Lumineuse première année
Le pitch est simplissime sans tomber dans le simplisme.
Deux étudiants.
À droite Benjamin, fils d’un chirurgien et d’une historienne, frère d’un centralien, fluide en tout. Même quand il jogge, il est fluide, léger, facile, et rapide. De la caste des bien nés, une cuillère d’argent dans les viscères, et qui baignent depuis toujours dans les codes des bêtes à concours, y naviguent avec grâce et naturel, et avec ce petit «plus», que les jaloux nomment pudiquement «des facilités d’apprentissage». A l’aise en tout sauf avec son père, une raclure qui ne le trouve jamais assez bien.
À gauche Antoine. Il dors loin de la fac en banlieue moyenne, né de parents moyens, d’une intelligence moyenne, d’une foulée désunie et inefficace, mais au moins lui il a un objectif, une obsession, un cauchemar plus qu’un rêve : devenir médecin.
Antoine triple sa P1. L’inhumaine première année de médecine, 10% seulement des P1 gagnent leurs places en P2. Le fameux numerus clausus.
Benjamin débarque de son bac S, sans avoir suivi le stage de pré-rentrée en août, il ne connaissait même pas l’existence de ce stage. Dilettante, il fait médecine sans conviction parce qu’il n’a pas encore trouvé sa voix, alors il suit celle de son géniteur.
Antoine, ça fait déjà 2 ans qu’il rédige inlassablement des fiches, qu’il ingurgite tous les noms des nerfs et des os humains, qu’il se bat contre les dérivées et les intégrales, qu’il encaisse les ondes physiques et cherche à correctement à les réfléchir. Sans succès notable.

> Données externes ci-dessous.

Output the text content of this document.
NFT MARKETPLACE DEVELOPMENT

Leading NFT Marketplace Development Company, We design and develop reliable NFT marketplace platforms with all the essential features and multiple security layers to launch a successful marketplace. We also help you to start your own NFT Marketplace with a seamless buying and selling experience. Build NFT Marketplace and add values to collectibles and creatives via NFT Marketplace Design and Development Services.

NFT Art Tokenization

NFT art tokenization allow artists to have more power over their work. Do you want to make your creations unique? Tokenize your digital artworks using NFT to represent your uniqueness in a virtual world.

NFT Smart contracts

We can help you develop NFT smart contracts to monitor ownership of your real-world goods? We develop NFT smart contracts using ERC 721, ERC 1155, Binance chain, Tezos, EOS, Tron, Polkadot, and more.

Péniblement.
Ces deux là vont devenir amis, la parabole de la carpe et du lapin reptilien. Car réussir en P1 fait appel au cortex reptilien, à la mémoire bien plus que la compréhension.
Ça tombe bien, Benjamin il est super fort en mémoire! Et il sait comment transmettre, faire comprendre, faire mémoriser. Sans spoiler, si Antoine passe en P2 à la fin du film et de l’année, c’est uniquement grâce à Benjamin. La motivation d’Antoine, sa passion folle qui le pousse à aller espionner les 3emes années en cours d’autopsies comme d’autres vont sur YouPorn, ne suffit pas. Ce n’est pas triste, non, c’est la vie, son injustice et ses opportunités qu’il faut savoir saisir. Antoine s’accroche à Benjamin comme un naufragé s’accroche à un bateau pilote, et une fois à bon port, arrivé in extremis sur le quai P2, Antoine remercie Benjamin d’un regard d’une infinie gratitude.
La photographie du film est magnifique, les plans intimistes dans la chambre de bonne de Benjamin alternant avec les scènes de foules d’étudiants. Mécanique simple et forte. Et les deux jeunes acteurs, impeccables de justesse et de pudeur, offrent et reçoivent tour à tour.
Tout finit bien. Antoine sera médecin et Benjamin se libère de son père. Tout est à sa place.